Certain Traditionalist orders and organizations gradually slipped into a fantasy world regarding the benevolence of the institutional Church, their influence on it and their insight into its doings. Others, imitating the practices of groups like Opus Dei, tried to resurrect the pristine, intact, pre-Conciliar world by a highly selective reading of Vatican actions and documents (e.g., by emphasizing Pope Francis’s 2021 “Year of St. Joseph”). Then, there were those who tried to tone down Traditionalism, to censor sermons and conference speakers, and to control public perceptions of reality – all in the fond hope of obtaining the favor of bishops and mainstream religious orders. I don’t know about Traditionalists’ alleged hostility to “the Council,” but I can certainly testify to the animosity that could crop up in dealings among the Traditionalists and pseudo-Traditionalists themselves in the two years prior to TC. I would hope that the new hot war can at least alleviate these grudges and make the Traditionalists refocus on their foundational principles. For we will all now be forced to work together for the sake of a cause much greater than ourselves and need to put aside the petty grievances of the past.

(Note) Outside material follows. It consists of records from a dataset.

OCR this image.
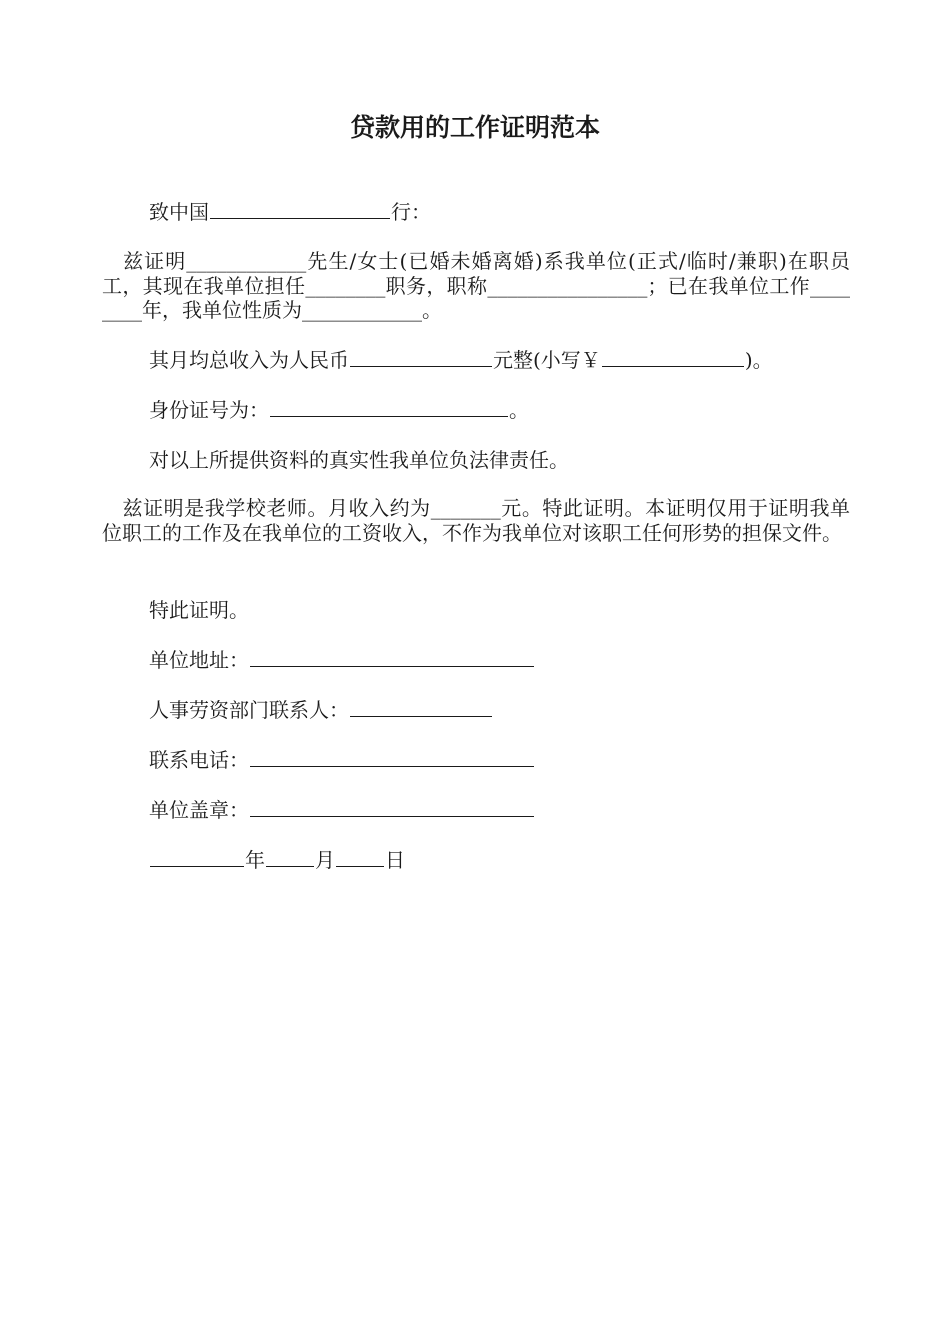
贷款用的工作证明范本
致中国	行：
　兹证明____________先生/女士(已婚未婚离婚)系我单位(正式/临时/兼职)在职员工，其现在我单位担任________职务，职称________________；已在我单位工作________年，我单位性质为____________。
其月均总收入为人民币	元整(小写￥	)。
身份证号为：	。
对以上所提供资料的真实性我单位负法律责任。
　兹证明是我学校老师。月收入约为_______元。特此证明。本证明仅用于证明我单位职工的工作及在我单位的工资收入，不作为我单位对该职工任何形势的担保文件。
特此证明。
单位地址：
人事劳资部门联系人：
联系电话：
单位盖章：
年	月	日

I’ll conclude these reflections with one more historical thought. William Lind has observed that just when the established order deems everything to be fixed, settled and secure and the future looks predictable, history goes off in a wildly different direction. So it was in Europe in August 1914. We see the same phenomenon unfolding in Kabul in these very days. Lind, drawing on an obscure book by a minor British novelist of the 1930’s, calls this God’s Fifth Column. His message Is that the structures of Church and state that we assume to be so solid as to stand forever can collapse with amazing speed. 1)
We do not know what the future may bring for the Church and for Traditionalism. And neither does the Vatican. What we do know are the very great graces we and our families have received by adhering to the fullness of Catholic Tradition. We also know that Someone else is at work whose active will is usually left out of our calculations. Therefore I would recommend prayer and patience and trust that God, who does not lead anyone who trusts in Him astray, will take care of things in ways now unforeseeable by us.
- Lind, William, “God’s Fifth Column,” The American Conservative (July 17, 2021). Of course, in hindsight, everyone claims the eventual historical outcome to be obvious!